Vie de chien

Il existe plus de 600 races de chien. Domestiqué 14 000 ans avant notre ère, nul autre animal n’a été à ce point modelé pour répondre aux besoins de l’homme.

Compagnon fidèle, le chien ne parle pas mais il aboie, glapit, gronde, hurle et jappe. Il est le nez du chasseur, du douanier ou du sauveteur, l’oreille du vigile, l’œil de l’aveugle: chien courant, chien de garde, chien d’agrément.

Issu du latin canis, il désigne le quadrupède de la famille des canidés, son nom formant de nombreux syntagmes: chien de berger, chien de trait, chien d’arrêt, chien de protection, chien de compagnie.

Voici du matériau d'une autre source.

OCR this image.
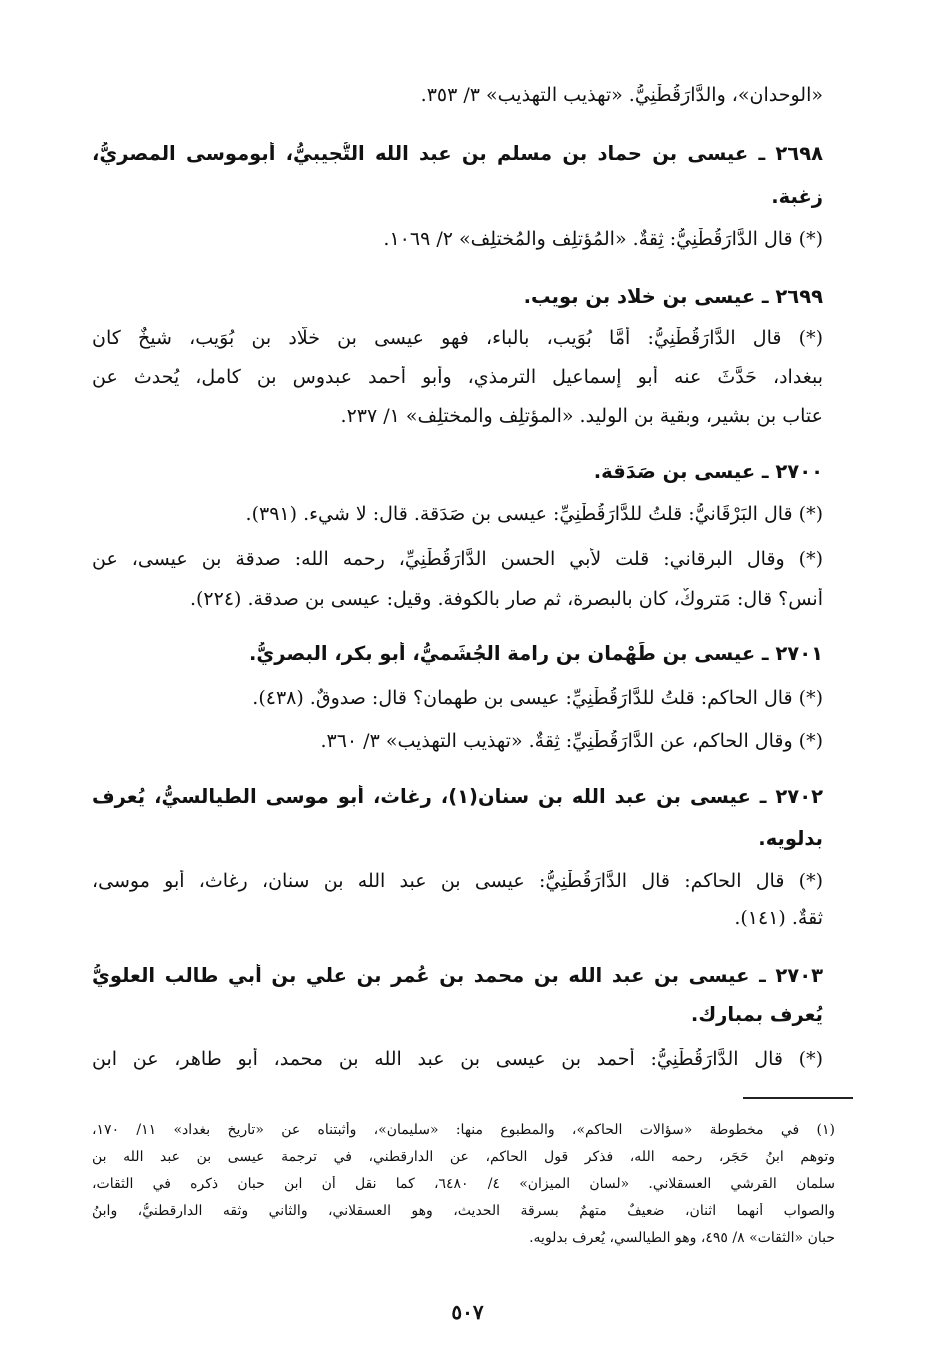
«الوحدان»، والدَّارَقُطْنِيُّ. «تهذيب التهذيب» ٣/ ٣٥٣.
٢٦٩٨ ـ عيسى بن حماد بن مسلم بن عبد الله التُّجيبيُّ، أبوموسى المصريُّ،
زغبة.
(*) قال الدَّارَقُطْنِيُّ: ثِقةٌ. «المُؤتلِف والمُختلِف» ٢/ ١٠٦٩.
٢٦٩٩ ـ عيسى بن خلاد بن بويب.
(*) قال الدَّارَقُطْنِيُّ: أَمَّا بُوَيب، بالباء، فهو عيسى بن خلَّاد بن بُوَيب، شيخٌ كان
ببغداد، حَدَّثَ عنه أبو إسماعيل الترمذي، وأبو أحمد عبدوس بن كامل، يُحدث عن
عتاب بن بشير، وبقية بن الوليد. «المؤتلِف والمختلِف» ١/ ٢٣٧.
٢٧٠٠ ـ عيسى بن صَدَقة.
(*) قال البَرْقَانيُّ: قلتُ للدَّارَقُطْنِيِّ: عيسى بن صَدَقة. قال: لا شيء. (٣٩١).
(*) وقال البرقاني: قلت لأبي الحسن الدَّارَقُطْنِيِّ، رحمه الله: صدقة بن عيسى، عن
أنس؟ قال: مَتروكٌ، كان بالبصرة، ثم صار بالكوفة. وقيل: عيسى بن صدقة. (٢٢٤).
٢٧٠١ ـ عيسى بن طَهْمان بن رامة الجُشَميُّ، أبو بكر، البصريُّ.
(*) قال الحاكم: قلتُ للدَّارَقُطْنِيِّ: عيسى بن طهمان؟ قال: صدوقٌ. (٤٣٨).
(*) وقال الحاكم، عن الدَّارَقُطْنِيِّ: ثِقةٌ. «تهذيب التهذيب» ٣/ ٣٦٠.
٢٧٠٢ ـ عيسى بن عبد الله بن سنان(١)، رغاث، أبو موسى الطيالسيُّ، يُعرف
بدلويه.
(*) قال الحاكم: قال الدَّارَقُطْنِيُّ: عيسى بن عبد الله بن سنان، رغاث، أبو موسى،
ثقةٌ. (١٤١).
٢٧٠٣ ـ عيسى بن عبد الله بن محمد بن عُمر بن علي بن أبي طالب العلويُّ
يُعرف بمبارك.
(*) قال الدَّارَقُطْنِيُّ: أحمد بن عيسى بن عبد الله بن محمد، أبو طاهر، عن ابن
(١) في مخطوطة «سؤالات الحاكم»، والمطبوع منها: «سليمان»، وأثبتناه عن «تاريخ بغداد» ١١/ ١٧٠،
وتوهم ابنُ حَجَر، رحمه الله، فذكر قول الحاكم، عن الدارقطني، في ترجمة عيسى بن عبد الله بن
سلمان القرشي العسقلاني. «لسان الميزان» ٤/ ٦٤٨٠، كما نقل أن ابن حبان ذكره في الثقات،
والصواب أنهما اثنان، ضعيفٌ متهمٌ بسرقة الحديث، وهو العسقلاني، والثاني وثقه الدارقطنيُّ، وابنُ
حبان «الثقات» ٨/ ٤٩٥، وهو الطيالسي، يُعرف بدلويه.
٥٠٧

Terme d’injure, fils de chien, ou juron, nom d’un chien, il comporte, dans diverses locutions, une idée de peine: mener une vie de chien, traiter comme un chien, « traiter très mal, sans pitié », éprouver un mal de chien, « faire face à bien des difficultés », malade comme un chien. En revanche, il peut exprimer une idée de charme, de prestance, de détermination: avoir du chien.

Au Québec, on l’emploie beaucoup au féminin: avoir la chienne, « avoir peur »; et comme superlatif: plate en chien, « ennuyeux à l’extrême », temps de chien, « très maussade ».

 

Devoir

De nombreuses locutions ont été formées avec le mot chien. Déterminez d’abord si les dix expressions suivantes relèvent du français standard ou du français québécois en les plaçant à la bonne place dans le tableau; trouvez ensuite ce que chacune signifie.

Expressions Signification
Faire le chien de poche.

Être comme un chien qui jappe après la lune.

Se regarder en chiens de faïence.

Être comme un chien dans l’eau bénite.

Un chien regarde bien un évêque.

Marcher comme un chien qui s’en va aux vêpres.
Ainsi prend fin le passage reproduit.